Busfahrgast mit Marihuana und Amphetamin

HOF. Einige Gramm Marihuana und Amphetamin entdeckten am Montagnachmittag Beamte der Bundespolizei bei einem 28-jährigen Mitfahrer eines Reisebusses.

Gegen 16.20 Uhr kontrollierten die Bundespolizisten den Businsassen an der Haltestelle am Bahnhof. Seine glasigen Augen deuteten dabei auf den Konsum von Rauschgift hin. Den Besitz illegaler Substanzen leugnete er zunächst. Bei der Ankündigung einer Durchsuchung händigte er freiwillig eine Dose mit ein paar Gramm Marihuana aus. Als sich die Polizisten damit nicht zufrieden gaben und ihn weiter durchsuchten, entdeckten sie noch mehr von dem Rauschmittel sowie eine geringe Menge Amphetamin. Nun gab er an, das Marihuana ärztlich verschrieben bekommen zu haben. Allerdings konnte er einen Nachweis darüber nicht vorweisen.

Die für die Sachbearbeitung zuständigen Beamten der Polizeiinspektion Hof zeigten den Mann wegen illegalen Betäubungsmittelbesitzes an.

 

Ladendieb löst Alarm aus und flüchtet

HOF. Den Alarm eines Supermarktes löste am Montagnachmittag ein bislang Unbekannter beim Verlassen des Ladens aus.

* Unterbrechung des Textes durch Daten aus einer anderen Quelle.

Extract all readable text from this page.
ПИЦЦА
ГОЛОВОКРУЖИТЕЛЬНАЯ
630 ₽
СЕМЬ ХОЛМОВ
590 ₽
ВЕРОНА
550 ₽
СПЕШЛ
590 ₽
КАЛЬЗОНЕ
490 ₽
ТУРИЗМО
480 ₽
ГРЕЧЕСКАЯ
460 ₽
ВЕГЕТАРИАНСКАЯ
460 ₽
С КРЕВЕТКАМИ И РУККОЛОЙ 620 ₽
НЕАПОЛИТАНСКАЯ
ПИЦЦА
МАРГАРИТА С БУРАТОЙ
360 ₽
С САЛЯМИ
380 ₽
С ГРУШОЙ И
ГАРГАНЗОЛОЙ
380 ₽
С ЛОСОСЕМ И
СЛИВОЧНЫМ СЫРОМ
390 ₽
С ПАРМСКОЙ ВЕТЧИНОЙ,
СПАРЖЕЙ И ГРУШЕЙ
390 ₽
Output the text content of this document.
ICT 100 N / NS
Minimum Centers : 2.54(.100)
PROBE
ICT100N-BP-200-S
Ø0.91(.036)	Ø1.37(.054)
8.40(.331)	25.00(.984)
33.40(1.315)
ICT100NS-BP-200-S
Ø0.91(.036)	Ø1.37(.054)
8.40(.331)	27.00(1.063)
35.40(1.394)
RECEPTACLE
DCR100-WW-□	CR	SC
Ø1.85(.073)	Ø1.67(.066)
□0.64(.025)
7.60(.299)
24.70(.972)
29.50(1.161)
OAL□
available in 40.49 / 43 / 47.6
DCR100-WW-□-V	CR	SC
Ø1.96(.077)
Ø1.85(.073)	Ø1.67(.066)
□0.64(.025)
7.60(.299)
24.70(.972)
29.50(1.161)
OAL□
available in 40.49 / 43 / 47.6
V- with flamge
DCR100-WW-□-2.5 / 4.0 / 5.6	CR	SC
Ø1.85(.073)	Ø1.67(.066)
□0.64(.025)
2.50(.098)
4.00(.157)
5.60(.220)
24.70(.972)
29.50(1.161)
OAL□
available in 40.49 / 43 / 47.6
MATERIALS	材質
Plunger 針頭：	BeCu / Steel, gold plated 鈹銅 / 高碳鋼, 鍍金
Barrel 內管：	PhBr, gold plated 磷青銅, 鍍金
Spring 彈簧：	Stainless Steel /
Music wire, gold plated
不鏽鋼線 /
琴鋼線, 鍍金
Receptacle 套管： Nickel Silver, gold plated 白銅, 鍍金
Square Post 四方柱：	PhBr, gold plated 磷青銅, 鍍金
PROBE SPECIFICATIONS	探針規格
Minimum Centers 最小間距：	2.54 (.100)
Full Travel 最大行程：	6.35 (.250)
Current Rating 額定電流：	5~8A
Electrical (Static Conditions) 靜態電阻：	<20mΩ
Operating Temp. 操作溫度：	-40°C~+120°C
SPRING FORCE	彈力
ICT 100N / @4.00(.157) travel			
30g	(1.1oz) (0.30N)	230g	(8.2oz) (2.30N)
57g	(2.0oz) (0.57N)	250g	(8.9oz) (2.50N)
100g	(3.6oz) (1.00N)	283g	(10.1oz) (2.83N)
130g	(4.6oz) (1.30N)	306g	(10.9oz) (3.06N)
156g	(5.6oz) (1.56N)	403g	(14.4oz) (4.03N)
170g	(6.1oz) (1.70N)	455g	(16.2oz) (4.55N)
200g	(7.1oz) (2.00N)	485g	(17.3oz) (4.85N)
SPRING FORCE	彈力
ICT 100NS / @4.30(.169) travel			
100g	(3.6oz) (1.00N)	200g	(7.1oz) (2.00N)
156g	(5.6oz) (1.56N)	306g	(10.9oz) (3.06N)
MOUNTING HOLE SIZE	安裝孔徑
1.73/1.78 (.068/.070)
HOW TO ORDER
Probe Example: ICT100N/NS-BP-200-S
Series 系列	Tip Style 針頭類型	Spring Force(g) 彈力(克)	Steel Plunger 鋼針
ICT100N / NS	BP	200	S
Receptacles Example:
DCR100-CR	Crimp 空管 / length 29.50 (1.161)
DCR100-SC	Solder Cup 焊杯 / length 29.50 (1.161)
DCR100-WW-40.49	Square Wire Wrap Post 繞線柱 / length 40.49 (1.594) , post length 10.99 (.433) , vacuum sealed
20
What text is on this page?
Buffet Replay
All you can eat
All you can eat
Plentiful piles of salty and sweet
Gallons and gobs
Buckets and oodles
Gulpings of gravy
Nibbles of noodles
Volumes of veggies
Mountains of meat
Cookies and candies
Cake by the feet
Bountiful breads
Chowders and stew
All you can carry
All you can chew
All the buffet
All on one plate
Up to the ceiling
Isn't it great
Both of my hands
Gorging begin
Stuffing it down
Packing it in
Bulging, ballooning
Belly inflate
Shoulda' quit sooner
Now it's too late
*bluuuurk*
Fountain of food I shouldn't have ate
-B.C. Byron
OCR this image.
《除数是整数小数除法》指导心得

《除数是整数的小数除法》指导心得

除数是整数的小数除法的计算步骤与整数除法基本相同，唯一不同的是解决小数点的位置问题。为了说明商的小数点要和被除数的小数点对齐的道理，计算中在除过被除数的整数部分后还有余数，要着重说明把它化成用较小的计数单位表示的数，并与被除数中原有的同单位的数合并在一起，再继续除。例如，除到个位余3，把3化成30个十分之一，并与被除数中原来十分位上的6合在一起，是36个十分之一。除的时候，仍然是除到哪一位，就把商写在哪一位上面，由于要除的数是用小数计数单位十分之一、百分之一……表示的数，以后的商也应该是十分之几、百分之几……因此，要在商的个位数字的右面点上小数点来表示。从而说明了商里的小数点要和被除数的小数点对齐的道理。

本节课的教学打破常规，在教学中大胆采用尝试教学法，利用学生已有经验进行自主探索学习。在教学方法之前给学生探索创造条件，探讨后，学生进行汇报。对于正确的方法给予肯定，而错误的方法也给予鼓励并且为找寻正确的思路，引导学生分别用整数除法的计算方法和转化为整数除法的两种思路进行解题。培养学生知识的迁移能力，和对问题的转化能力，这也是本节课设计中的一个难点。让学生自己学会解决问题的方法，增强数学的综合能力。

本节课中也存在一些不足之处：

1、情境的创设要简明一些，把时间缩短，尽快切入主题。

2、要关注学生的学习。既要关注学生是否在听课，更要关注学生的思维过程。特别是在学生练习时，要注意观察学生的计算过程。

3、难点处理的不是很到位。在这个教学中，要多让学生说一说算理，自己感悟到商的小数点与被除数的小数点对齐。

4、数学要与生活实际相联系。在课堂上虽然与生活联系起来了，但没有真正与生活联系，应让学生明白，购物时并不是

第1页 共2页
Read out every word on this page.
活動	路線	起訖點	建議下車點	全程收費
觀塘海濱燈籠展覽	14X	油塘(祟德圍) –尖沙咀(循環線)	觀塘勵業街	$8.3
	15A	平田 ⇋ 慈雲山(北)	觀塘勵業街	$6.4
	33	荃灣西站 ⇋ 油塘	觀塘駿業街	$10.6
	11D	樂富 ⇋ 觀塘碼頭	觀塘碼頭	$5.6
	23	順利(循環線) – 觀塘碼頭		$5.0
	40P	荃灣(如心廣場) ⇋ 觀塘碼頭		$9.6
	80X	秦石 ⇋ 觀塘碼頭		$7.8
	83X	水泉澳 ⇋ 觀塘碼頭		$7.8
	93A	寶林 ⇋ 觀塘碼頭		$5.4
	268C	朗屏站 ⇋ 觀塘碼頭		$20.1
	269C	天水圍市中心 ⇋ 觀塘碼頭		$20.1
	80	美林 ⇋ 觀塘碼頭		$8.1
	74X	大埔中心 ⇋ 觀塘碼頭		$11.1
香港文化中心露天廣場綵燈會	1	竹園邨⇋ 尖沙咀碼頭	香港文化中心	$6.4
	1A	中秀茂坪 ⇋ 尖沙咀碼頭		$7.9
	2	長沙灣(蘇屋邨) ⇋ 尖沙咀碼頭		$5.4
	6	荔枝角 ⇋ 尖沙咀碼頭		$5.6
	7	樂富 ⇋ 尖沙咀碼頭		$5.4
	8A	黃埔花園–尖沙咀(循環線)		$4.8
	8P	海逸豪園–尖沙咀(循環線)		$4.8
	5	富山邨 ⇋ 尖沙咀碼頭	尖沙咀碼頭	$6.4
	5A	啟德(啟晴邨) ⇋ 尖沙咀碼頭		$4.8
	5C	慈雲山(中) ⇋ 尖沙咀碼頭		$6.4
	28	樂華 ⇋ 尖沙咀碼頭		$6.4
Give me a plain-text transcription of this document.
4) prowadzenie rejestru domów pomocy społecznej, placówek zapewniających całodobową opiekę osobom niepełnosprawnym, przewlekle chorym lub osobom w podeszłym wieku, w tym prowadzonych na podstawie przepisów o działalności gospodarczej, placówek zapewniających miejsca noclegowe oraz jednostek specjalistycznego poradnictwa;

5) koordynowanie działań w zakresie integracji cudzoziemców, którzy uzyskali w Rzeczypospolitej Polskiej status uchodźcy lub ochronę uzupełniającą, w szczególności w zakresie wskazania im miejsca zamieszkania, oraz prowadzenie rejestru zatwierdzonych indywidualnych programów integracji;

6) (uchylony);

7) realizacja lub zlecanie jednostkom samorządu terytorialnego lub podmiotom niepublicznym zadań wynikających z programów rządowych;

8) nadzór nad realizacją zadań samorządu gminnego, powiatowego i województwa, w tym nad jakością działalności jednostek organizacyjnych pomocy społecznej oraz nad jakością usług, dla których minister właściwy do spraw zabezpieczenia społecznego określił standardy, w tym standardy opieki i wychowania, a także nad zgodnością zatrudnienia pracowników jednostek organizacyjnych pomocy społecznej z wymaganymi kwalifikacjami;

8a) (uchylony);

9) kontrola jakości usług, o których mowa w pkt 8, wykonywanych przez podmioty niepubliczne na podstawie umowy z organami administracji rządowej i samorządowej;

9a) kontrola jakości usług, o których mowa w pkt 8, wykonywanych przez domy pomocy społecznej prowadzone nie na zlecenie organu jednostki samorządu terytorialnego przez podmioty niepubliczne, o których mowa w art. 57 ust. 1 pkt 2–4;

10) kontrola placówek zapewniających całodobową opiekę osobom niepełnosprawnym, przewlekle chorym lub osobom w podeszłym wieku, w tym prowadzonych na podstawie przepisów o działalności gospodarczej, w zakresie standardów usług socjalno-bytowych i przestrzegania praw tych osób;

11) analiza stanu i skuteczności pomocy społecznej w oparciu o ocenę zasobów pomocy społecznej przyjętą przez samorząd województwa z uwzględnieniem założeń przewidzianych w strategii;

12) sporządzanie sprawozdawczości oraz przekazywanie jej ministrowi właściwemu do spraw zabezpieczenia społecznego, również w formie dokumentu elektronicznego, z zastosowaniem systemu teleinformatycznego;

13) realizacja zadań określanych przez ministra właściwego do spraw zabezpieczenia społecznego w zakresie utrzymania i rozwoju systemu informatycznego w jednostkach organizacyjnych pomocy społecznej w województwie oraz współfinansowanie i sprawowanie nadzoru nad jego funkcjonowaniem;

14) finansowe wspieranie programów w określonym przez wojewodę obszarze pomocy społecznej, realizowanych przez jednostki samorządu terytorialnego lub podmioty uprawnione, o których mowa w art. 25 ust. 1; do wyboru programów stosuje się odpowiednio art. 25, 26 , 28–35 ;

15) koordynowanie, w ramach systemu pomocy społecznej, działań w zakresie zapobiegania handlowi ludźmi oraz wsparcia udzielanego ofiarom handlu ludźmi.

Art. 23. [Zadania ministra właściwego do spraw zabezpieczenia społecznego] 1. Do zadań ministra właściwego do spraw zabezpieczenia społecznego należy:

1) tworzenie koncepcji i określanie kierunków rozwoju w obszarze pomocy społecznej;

Kurz nach 17 Uhr verließ der Mann den Einkaufsmarkt in der Wunsiedler Straße und löste dabei den Alarm aus. Eine Kundin bemerkte dies und machte einen Angestellten auf den Mann aufmerksam. Zusammen verfolgten die beiden den flüchtigen Dieb in Richtung Luftbrücke. Dort gelang es ihm, seine Verfolger abzuschütteln und er entkam unerkannt. Auch blieben die Art und der Wert seiner Beute unbekannt.

Der Tatverdächtige wird folgendermaßen beschrieben:

Männlich, etwa 175 Zentimeter groß, 35 Jahre alt und schlanke Statur. Er trug eine schwarze Lederjacke, ein dunkles Base-Cap, helle Jeans mit Bündchen und hatte eine gepflegte Erscheinung. Er führte eine dunkle Umhängetasche mit „Adidas“-Aufdruck mit.

Zeugenhinweise nimmt die Polizeiinspektion Hof unter der Tel.-Nr. 09281/704-0 entgegen.